U.S. schools will soon have Internet access. Yet, will Internet use actually change students' educational experiences and make them more competitive in the new millennium? Janet Schofield, senior researcher at the University of Pittsburgh Learning Research and Development Center and a professor in the Department of Psychology, has received a $149,900 Spencer Foundation Grant to research these issues.

Disbursed in two annual payments, the grant funds the study, "The Internet in School: Problems and Possibilities."

Over the last five years Schofield has been involved in a National Science Foundation funded research project called Common Knowledge: Pittsburgh, a collaborative effort involving the Pittsburgh Public Schools, the University of Pittsburgh and the Pittsburgh Supercomputing Center, which has provided basic Internet access to over 90 percent of the city's schools.

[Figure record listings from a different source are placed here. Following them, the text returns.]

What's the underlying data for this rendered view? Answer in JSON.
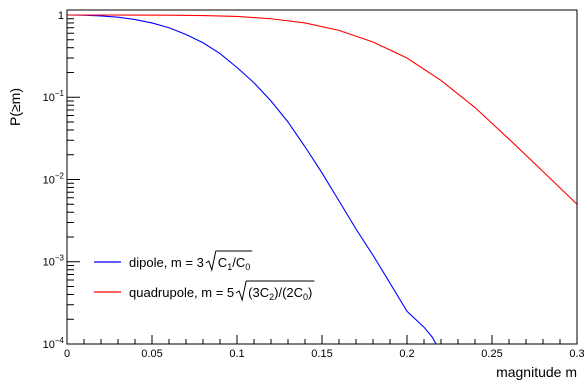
{
  "chart_data": {
    "type": "line",
    "xlabel": "magnitude m",
    "ylabel": "P(≥m)",
    "xlim": [
      0,
      0.3
    ],
    "ylim": [
      0.0001,
      1.15
    ],
    "yscale": "log",
    "grid": false,
    "legend_position": "bottom-left",
    "x_ticks": [
      {
        "value": 0,
        "label": "0"
      },
      {
        "value": 0.05,
        "label": "0.05"
      },
      {
        "value": 0.1,
        "label": "0.1"
      },
      {
        "value": 0.15,
        "label": "0.15"
      },
      {
        "value": 0.2,
        "label": "0.2"
      },
      {
        "value": 0.25,
        "label": "0.25"
      },
      {
        "value": 0.3,
        "label": "0.3"
      }
    ],
    "y_ticks": [
      {
        "value": 1,
        "base": "1",
        "exp": ""
      },
      {
        "value": 0.1,
        "base": "10",
        "exp": "−1"
      },
      {
        "value": 0.01,
        "base": "10",
        "exp": "−2"
      },
      {
        "value": 0.001,
        "base": "10",
        "exp": "−3"
      },
      {
        "value": 0.0001,
        "base": "10",
        "exp": "−4"
      }
    ],
    "series": [
      {
        "name": "dipole, m = 3 √(C1/C0)",
        "legend_prefix": "dipole, m = 3",
        "legend_radicand": [
          {
            "text": "C"
          },
          {
            "text": "1",
            "sub": true
          },
          {
            "text": "/C"
          },
          {
            "text": "0",
            "sub": true
          }
        ],
        "color": "#0000ff",
        "x": [
          0,
          0.01,
          0.02,
          0.03,
          0.04,
          0.05,
          0.06,
          0.07,
          0.08,
          0.09,
          0.1,
          0.11,
          0.12,
          0.13,
          0.14,
          0.15,
          0.16,
          0.17,
          0.18,
          0.19,
          0.2,
          0.21,
          0.215,
          0.217
        ],
        "y": [
          1,
          0.995,
          0.975,
          0.94,
          0.88,
          0.8,
          0.7,
          0.58,
          0.46,
          0.34,
          0.23,
          0.15,
          0.09,
          0.05,
          0.025,
          0.012,
          0.0055,
          0.0025,
          0.0012,
          0.00055,
          0.00025,
          0.00016,
          0.00012,
          0.0001
        ]
      },
      {
        "name": "quadrupole, m = 5 √((3C2)/(2C0))",
        "legend_prefix": "quadrupole, m = 5",
        "legend_radicand": [
          {
            "text": "(3C"
          },
          {
            "text": "2",
            "sub": true
          },
          {
            "text": ")/(2C"
          },
          {
            "text": "0",
            "sub": true
          },
          {
            "text": ")"
          }
        ],
        "color": "#ff0000",
        "x": [
          0,
          0.02,
          0.04,
          0.06,
          0.08,
          0.1,
          0.12,
          0.14,
          0.16,
          0.18,
          0.2,
          0.22,
          0.24,
          0.26,
          0.28,
          0.3
        ],
        "y": [
          1,
          1,
          0.999,
          0.995,
          0.985,
          0.96,
          0.9,
          0.8,
          0.65,
          0.47,
          0.3,
          0.16,
          0.075,
          0.031,
          0.0125,
          0.005
        ]
      }
    ]
  }
}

With the new funding, beginning this month, Schofield plans to address more fully issues such as school level factors that influence the amount and nature of classroom Internet use and the extent to which the Internet fulfills its promise for increasing educational equity.

The Spencer Foundation, based in Chicago, was established to foster investigation of the ways in which education can be improved around the world. To achieve this goal, the foundation supports research that gives promise of yielding new knowledge about education in the United States and abroad. It also supports the development of new researchers through a program of dissertation fellowships.